The project aims to develop extensible, well-designed, documented and tested lingware for nine EC languages based on a common mainstream software platform (ALEP) by re-using linguistic knowledge embedded in existing grammatical descriptions. LS-GRAM is to act as the kernel of an ALEP User Group providing feedback to the system developers, highlighting formal and computational shortcomings of the system and producing a rule coding manual for lingware developers. The production of lingware and extensive documentation will become part of an ALEP starter kit thus improving the conditions for wide distribution of ALEP.

Approach and Methodology

The project will adopt a staged approach in the execution of the language-specific work. A core consortium of four partners covering three languages (DE, EN, ES) will start in the last quarter of 1993. In a first phase of the project they will do a certain amount of definition work -- e.g. with respect to coverage of core grammars and of the end-of project demonstrator, documentation standards -- and methodological work -- e.g. concerning the re-use of linguistic (i.e. grammatical, lexical) knowledge embedded in existing large-scale grammars -- which will serve as input for the other participants, who will join the project some 6-7 months later.

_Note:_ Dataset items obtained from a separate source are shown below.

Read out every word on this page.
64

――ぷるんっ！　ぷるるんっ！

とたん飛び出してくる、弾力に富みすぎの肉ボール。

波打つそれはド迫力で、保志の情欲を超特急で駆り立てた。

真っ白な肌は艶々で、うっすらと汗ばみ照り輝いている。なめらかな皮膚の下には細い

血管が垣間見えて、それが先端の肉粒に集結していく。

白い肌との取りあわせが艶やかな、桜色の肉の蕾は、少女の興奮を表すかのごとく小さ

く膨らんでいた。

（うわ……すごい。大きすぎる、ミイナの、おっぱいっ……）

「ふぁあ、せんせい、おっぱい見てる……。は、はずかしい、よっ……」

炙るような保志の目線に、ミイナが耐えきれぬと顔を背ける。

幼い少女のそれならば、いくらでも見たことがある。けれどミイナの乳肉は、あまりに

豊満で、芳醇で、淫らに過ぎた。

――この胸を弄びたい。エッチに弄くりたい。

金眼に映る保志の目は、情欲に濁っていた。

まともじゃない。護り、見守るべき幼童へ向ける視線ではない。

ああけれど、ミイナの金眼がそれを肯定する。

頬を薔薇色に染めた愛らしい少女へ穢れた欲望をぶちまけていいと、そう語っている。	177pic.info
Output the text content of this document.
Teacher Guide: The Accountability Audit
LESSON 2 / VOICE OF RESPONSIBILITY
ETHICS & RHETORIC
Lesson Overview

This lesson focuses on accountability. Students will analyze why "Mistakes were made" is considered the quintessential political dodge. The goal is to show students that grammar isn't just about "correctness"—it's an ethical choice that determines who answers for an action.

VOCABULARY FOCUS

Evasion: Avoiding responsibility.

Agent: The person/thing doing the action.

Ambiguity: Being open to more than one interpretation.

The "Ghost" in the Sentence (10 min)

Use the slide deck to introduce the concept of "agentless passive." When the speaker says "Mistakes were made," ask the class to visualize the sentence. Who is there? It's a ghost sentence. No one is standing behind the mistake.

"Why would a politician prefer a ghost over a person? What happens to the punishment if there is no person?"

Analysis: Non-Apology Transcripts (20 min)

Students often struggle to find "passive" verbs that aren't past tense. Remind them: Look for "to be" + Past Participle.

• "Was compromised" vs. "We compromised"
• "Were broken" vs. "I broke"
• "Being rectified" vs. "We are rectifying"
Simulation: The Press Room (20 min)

The scope of the project is somewhat larger for the core consortium than for the other participants. For the three languages German, English and Spanish coverage will be determined on the basis of corpus analysis, which implies that phenomena which are not normally the focus of theoretical linguists (e.g. dates, parentheticals, appositions) will receive due attention. For the 6 other languages a more limited scope is envisaged; basically the aim here is to develop core grammars, which may serve as boot-strapping material for more ambitious future initiatives.

Furthermore, the project intends to make a contribution to grammar engineering methodology by addressing issues of modularity, extensibility and maintainability. The design of the documentation in view of easing the re-usability of the resources will be a priority issue.

Exploitation and Future Prospects

The creation of well-documented grammatical resources developed in a mainstream formalism covering nine languages will provide an attractive basis for training, research and application-oriented projects to build on. The availability of running grammars is expected to boost the dissemination of the ALEP platform within the NLP scientific community. It is hoped that with this larger-scale multilingual effort the standardisation process with respect to tools and methods in NLP will be reinforced and that it will constitute a milestone in the constitution of an EC-wide NLP infrastructure. Ultimately, the results of this project should encourage industrial product developers to adopt mainstream linguistic descriptions for their NLP applications.